Commander Goldsmid said the AFP was a global leader in fighting cybercrime and worked closely with its international partners to ensure that developers and users of insidious malware would be brought to justice.
“This outcome is the culmination of years of collaboration between the AFP and its international partners, trawling through thousands of pieces of data to bring to account those who are responsible for breaching the privacy of innocent people,” he said.
While it was not unlawful to buy the RAT, it is a crime to install the spyware on a victim’s computer without their consent.
Tips to protect yourself from remote access trojan malware:
Be aware of the infection signs:
- Your internet connection is unusually slow;
- Unknown processes are running in your system (visible in the Process tab in Task Manager);
- Your files are modified or deleted without your permission;
- Unknown programs are installed on your device (visible in the Add or Remove Programs tab in the Control Panel).

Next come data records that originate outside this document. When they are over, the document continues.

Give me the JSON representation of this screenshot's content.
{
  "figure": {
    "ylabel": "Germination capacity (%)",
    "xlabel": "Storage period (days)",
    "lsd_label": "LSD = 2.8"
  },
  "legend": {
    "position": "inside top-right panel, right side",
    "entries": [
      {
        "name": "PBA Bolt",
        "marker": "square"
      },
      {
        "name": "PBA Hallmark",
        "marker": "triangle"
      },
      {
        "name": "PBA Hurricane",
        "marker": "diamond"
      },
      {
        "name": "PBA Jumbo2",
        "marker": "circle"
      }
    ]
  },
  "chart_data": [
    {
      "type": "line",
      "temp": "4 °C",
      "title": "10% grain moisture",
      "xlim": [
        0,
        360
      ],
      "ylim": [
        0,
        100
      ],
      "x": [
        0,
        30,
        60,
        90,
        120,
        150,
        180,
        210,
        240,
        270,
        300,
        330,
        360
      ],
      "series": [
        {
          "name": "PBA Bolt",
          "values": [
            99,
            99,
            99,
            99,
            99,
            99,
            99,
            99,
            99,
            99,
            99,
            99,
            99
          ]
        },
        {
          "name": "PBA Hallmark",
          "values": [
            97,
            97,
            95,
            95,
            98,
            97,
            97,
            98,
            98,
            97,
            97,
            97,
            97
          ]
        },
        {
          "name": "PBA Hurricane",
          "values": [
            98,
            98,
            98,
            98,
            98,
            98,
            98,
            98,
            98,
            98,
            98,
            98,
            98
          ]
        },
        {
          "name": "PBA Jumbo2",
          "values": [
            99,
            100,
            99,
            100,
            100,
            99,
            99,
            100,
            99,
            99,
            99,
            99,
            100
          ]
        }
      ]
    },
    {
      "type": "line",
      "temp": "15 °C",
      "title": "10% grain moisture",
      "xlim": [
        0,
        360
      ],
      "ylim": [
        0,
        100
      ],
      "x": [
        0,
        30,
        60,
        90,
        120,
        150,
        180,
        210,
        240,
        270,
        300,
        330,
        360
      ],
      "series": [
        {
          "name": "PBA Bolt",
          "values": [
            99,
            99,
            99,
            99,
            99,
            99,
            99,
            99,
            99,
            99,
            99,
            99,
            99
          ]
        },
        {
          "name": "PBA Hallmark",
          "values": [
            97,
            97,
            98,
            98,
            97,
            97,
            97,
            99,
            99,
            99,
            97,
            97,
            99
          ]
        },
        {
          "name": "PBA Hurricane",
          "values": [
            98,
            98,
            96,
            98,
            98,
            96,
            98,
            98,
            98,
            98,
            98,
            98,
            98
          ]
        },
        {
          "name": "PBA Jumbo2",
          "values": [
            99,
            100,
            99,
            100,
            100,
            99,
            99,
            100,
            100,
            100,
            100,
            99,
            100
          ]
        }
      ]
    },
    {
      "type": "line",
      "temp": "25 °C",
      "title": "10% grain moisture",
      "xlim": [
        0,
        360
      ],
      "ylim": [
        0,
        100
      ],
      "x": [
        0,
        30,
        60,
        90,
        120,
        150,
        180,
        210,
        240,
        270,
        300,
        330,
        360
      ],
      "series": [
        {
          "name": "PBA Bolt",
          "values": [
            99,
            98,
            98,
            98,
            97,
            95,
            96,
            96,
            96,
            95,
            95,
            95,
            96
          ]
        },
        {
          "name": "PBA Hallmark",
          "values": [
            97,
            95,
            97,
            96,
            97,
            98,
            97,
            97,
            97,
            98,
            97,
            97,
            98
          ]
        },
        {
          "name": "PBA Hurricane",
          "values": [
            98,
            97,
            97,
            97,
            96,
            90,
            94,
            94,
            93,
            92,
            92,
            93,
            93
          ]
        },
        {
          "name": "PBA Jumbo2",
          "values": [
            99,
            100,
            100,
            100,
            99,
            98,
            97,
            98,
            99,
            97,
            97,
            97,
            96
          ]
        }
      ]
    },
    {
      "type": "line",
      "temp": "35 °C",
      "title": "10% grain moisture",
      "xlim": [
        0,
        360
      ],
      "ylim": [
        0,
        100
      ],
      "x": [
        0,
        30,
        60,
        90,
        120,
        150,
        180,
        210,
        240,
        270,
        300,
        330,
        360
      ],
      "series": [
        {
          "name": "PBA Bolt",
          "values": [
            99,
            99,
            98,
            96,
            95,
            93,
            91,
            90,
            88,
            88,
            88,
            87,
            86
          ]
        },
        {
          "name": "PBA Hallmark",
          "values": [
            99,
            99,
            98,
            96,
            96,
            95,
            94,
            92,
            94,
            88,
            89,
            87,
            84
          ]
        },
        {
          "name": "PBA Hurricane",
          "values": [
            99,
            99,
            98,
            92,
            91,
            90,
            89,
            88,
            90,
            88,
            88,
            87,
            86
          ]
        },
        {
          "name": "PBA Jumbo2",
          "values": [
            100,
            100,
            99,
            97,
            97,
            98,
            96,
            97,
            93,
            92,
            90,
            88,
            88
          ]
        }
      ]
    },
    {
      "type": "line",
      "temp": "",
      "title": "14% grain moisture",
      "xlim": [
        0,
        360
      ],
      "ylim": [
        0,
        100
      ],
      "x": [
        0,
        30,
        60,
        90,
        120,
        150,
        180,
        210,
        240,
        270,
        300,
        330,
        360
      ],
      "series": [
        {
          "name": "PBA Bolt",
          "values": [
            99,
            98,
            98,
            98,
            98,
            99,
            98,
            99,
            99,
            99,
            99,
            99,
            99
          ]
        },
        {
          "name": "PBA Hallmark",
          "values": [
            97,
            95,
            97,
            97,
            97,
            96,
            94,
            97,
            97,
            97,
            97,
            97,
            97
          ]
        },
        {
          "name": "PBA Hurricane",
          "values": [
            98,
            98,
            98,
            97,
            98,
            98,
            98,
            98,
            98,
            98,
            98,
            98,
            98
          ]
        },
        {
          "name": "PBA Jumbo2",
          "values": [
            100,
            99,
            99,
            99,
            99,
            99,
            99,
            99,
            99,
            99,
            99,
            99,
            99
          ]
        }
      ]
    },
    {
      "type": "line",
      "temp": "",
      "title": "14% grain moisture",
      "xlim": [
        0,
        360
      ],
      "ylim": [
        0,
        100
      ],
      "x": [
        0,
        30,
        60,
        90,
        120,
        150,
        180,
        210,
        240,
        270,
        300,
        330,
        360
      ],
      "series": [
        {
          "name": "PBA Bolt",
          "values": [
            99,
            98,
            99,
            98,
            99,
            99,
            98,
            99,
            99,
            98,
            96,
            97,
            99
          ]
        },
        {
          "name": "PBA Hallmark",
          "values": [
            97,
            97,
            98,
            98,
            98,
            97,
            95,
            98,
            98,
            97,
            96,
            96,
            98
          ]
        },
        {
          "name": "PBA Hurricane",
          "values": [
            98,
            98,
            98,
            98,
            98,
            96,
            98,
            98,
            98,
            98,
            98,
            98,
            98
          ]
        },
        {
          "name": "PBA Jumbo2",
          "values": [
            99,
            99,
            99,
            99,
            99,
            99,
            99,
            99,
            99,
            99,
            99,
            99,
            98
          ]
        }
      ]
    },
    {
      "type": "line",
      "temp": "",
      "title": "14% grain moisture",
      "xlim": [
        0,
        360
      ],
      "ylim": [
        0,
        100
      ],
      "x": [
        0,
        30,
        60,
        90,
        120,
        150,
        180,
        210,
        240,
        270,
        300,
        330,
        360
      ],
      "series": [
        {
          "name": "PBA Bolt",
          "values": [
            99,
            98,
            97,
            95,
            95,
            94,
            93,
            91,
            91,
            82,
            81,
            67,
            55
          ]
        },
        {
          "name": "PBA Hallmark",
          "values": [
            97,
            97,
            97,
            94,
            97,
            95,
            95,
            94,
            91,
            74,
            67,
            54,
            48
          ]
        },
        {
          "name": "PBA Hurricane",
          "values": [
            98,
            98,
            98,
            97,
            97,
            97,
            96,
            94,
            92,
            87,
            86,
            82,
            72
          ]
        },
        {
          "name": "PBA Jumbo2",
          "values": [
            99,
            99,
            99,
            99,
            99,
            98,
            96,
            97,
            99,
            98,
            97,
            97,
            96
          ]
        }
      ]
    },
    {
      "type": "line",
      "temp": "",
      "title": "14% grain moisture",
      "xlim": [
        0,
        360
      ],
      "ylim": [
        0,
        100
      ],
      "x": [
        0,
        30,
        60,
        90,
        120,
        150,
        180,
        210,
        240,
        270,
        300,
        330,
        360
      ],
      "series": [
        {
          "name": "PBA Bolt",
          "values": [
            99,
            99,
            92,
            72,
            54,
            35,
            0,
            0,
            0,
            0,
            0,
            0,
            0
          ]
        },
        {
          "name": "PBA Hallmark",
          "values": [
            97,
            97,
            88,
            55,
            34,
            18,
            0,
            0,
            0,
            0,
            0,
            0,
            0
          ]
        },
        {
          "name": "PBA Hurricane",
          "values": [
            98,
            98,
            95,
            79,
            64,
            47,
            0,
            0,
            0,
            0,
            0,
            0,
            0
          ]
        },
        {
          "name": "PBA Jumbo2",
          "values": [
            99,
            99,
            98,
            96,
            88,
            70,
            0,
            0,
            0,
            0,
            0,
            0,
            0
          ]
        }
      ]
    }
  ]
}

- Ensure that your security software and operating system are up to date;
- Ensure that your device’s firewall is active;
- Only download apps and software from sources you can trust;
- Cover your webcam when not in use;
- Regularly back up your data;
- Be wary while browsing the internet and do not click on suspicious links, pop ups or dialogue boxes;
- Keep your web browser up to date and configured to alert new window is opened or anything is downloaded;
- Do not click on links and attachments within unexpected or suspicious emails.
What to do if infected with the malware:
- Disconnect your device from the network as soon as possible, in order to prevent additional malicious activity;
- Install security software from a trustworthy source;
- Run a full scan of your device and remove threats by using a security software;
- Once you think the infection has been removed, change the passwords for your online accounts and check your banking activity. Report anything unusual to your bank and, as needed, to the Report Cyber website;
- Learn how to protect your computer from future infections and avoid data loss.